Relatos sobre a família e conversa sobre sexo

Depois do diálogo de McEwan e Jennifer Egan, a mesa "Em família" foi caracterizada por espécies de conferências individuais dos brasileiros Zuenir Ventura e João Anzanello Carrascoza e da portuguesa Dulce Maria Cardoso, sobre a família como eixo da literatura. Com essa dinâmica, eles não conversaram entre si, nem responderam às mesmas perguntas.

Zuenir arrancou gargalhadas da plateia com frases como: "Família unida, sim.
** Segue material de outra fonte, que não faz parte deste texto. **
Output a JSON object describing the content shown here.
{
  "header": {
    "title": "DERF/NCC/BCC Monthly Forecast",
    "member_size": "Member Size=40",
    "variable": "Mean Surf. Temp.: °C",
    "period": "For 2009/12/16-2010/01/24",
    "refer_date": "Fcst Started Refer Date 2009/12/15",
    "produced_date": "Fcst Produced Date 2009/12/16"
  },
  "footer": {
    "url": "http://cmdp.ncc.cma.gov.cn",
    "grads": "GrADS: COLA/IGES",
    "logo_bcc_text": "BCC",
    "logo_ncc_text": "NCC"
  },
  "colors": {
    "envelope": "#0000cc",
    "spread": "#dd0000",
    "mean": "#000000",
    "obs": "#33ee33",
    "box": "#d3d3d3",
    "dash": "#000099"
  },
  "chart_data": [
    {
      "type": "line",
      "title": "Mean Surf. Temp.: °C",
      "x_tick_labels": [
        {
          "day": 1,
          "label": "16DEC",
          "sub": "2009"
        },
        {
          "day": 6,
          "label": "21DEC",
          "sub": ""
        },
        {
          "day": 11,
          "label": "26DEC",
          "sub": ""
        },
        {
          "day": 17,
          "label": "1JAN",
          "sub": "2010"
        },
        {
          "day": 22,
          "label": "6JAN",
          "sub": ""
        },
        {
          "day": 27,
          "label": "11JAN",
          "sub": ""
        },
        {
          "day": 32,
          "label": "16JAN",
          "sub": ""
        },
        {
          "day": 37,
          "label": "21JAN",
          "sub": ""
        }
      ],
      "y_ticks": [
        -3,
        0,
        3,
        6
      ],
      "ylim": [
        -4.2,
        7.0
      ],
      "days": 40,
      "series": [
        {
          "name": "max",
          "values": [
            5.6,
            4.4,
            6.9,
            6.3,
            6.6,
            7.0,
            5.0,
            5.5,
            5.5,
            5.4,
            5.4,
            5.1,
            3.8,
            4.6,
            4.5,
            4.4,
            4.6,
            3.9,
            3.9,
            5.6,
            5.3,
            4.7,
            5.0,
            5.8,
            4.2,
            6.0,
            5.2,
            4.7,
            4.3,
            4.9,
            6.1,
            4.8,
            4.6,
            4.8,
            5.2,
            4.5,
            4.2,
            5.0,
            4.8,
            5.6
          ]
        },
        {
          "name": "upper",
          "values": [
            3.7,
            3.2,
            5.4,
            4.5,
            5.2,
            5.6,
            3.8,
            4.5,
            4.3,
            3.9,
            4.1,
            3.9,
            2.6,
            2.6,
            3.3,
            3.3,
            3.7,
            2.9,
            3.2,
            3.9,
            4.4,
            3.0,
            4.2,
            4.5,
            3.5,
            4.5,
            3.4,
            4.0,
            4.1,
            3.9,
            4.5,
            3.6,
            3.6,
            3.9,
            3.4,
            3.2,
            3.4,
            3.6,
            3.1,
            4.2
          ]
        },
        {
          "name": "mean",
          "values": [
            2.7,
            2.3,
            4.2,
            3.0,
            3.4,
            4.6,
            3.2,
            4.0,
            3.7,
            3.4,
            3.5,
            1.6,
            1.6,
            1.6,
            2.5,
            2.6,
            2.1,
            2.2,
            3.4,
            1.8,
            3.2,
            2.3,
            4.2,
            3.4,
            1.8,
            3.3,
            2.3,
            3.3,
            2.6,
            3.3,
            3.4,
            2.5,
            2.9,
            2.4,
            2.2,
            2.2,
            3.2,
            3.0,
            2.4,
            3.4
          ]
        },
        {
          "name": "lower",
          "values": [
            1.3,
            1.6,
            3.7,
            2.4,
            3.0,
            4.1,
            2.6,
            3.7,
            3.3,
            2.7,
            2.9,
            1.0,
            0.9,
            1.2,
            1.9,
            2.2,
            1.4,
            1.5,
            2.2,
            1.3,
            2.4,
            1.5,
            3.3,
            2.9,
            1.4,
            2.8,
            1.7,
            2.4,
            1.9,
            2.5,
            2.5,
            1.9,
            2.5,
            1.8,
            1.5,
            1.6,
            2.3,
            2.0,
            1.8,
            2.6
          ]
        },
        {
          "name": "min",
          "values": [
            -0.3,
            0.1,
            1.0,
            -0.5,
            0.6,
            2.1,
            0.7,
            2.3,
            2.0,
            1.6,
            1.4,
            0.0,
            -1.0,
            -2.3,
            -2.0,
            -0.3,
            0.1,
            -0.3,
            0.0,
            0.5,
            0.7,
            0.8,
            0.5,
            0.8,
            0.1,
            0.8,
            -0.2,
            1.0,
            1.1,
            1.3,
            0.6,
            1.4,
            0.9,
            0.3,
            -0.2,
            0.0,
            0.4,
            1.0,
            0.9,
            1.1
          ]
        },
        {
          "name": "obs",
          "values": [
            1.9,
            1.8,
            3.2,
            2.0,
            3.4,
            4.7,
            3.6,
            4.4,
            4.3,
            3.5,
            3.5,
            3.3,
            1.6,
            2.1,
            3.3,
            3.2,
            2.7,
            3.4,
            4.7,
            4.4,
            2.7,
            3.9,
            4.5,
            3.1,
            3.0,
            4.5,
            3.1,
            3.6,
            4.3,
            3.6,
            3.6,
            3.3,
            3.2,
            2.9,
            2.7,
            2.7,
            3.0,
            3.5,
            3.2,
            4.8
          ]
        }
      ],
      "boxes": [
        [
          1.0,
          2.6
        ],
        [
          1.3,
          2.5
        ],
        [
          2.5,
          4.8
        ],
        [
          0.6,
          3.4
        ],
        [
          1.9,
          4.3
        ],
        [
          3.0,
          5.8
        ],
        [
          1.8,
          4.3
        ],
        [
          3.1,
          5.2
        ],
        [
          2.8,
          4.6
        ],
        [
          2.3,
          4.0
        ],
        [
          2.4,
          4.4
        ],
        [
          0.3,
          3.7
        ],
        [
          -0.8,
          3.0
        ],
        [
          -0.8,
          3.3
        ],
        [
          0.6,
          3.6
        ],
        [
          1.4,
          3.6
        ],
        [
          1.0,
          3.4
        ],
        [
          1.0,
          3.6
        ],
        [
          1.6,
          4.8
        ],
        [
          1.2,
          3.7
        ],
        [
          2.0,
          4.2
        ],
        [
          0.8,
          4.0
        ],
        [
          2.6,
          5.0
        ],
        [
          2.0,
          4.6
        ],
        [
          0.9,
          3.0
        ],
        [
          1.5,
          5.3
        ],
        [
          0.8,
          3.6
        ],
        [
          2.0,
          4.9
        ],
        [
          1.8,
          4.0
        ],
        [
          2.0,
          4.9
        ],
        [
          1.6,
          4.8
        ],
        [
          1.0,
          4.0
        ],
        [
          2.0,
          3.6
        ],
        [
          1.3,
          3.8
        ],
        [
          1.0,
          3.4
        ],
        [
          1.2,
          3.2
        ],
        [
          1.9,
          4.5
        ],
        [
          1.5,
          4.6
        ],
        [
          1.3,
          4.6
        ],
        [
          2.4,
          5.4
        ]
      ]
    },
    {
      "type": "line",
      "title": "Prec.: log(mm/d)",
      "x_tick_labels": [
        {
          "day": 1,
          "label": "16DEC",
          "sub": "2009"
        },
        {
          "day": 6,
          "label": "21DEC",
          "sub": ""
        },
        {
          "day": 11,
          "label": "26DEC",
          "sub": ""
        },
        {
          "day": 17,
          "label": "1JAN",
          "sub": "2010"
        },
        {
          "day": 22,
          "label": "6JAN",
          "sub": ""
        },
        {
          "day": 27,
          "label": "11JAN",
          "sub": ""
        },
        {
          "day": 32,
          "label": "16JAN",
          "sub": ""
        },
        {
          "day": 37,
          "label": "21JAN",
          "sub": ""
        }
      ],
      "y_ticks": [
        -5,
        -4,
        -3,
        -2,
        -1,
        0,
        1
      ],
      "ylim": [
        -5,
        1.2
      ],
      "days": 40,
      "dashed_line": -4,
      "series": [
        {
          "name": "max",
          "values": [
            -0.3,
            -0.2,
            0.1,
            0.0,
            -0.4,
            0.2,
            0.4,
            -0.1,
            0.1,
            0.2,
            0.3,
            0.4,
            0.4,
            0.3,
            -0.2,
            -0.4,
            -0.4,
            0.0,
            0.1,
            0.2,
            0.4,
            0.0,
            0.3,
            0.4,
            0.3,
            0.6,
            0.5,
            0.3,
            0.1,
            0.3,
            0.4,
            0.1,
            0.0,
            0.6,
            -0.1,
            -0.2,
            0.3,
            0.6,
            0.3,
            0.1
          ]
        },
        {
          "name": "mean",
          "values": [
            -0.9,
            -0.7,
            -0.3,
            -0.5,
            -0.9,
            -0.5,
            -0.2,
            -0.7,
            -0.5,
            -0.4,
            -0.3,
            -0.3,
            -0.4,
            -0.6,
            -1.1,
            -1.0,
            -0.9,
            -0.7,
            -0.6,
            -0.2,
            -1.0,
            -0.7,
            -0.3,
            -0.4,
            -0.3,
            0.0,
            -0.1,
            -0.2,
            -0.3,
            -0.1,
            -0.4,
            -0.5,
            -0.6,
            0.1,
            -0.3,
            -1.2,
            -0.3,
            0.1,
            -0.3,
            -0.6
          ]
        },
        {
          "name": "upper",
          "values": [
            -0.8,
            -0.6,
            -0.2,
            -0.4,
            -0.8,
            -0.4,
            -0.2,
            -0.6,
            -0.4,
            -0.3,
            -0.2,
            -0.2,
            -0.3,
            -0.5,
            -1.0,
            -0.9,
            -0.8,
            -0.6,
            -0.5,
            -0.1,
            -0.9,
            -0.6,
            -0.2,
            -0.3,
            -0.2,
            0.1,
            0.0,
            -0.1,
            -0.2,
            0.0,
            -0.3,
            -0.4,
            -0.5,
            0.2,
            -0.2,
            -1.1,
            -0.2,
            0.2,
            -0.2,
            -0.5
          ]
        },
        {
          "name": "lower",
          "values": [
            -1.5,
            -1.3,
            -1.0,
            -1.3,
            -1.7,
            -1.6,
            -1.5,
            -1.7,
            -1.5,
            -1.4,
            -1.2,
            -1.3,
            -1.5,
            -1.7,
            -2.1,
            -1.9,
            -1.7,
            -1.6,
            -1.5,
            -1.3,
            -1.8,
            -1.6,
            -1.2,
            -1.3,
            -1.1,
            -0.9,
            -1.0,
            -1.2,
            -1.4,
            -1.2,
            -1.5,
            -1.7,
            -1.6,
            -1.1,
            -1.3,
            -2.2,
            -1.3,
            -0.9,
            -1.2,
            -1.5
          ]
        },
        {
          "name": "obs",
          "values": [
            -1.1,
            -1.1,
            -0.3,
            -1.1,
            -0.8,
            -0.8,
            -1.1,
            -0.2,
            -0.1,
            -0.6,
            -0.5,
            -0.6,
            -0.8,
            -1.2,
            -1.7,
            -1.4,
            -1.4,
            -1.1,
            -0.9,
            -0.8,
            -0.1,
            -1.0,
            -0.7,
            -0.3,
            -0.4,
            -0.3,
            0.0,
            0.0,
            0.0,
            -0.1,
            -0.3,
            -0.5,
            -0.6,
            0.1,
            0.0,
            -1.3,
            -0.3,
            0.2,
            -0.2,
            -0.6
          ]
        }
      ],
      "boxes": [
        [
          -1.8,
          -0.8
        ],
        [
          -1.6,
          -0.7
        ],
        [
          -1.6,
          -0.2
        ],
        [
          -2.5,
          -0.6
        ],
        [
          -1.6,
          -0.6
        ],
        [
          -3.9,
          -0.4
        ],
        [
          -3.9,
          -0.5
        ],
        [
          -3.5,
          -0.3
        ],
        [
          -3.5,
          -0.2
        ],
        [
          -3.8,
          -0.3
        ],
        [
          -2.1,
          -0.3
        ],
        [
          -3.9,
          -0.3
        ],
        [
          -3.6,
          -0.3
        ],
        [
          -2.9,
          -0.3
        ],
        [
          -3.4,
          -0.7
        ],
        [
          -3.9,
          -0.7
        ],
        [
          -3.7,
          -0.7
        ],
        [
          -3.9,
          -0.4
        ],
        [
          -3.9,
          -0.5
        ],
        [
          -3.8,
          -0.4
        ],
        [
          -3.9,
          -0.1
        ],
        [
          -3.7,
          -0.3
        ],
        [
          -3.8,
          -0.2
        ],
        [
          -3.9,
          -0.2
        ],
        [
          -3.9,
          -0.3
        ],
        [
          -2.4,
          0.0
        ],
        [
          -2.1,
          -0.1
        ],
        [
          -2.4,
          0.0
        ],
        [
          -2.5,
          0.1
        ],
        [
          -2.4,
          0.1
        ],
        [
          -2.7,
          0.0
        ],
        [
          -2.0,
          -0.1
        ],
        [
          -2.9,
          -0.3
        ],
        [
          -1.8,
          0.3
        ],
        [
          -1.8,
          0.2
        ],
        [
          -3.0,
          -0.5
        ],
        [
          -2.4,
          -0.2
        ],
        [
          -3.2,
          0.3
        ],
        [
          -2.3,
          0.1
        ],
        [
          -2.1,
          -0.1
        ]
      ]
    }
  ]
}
Reunida, jamais". E contou que deixou de fora do romance episódios verdadeiros que pareciam absurdos:

- Às vezes a realidade é mais inverossímil do que a ficção.

Em seguida, a cubana Zoé Valdés e o haitiano Dany Laferrière se reuniram para falar do tema "Avesso da pátria", sob mediação da portuguesa Alexandra Lucas Coelho, mas o destaque foi o debate sobre sexualidade.

- Nos meus livros, o sexo é sempre um duelo de identidades, como num campo de batalha - afirmou Laferrière.

- Não há diferença em como a mulher e o homem veem o erotismo. Escrevo sobre o que ouço, como um menino que começa a descobrir o sexo - disse Zoé.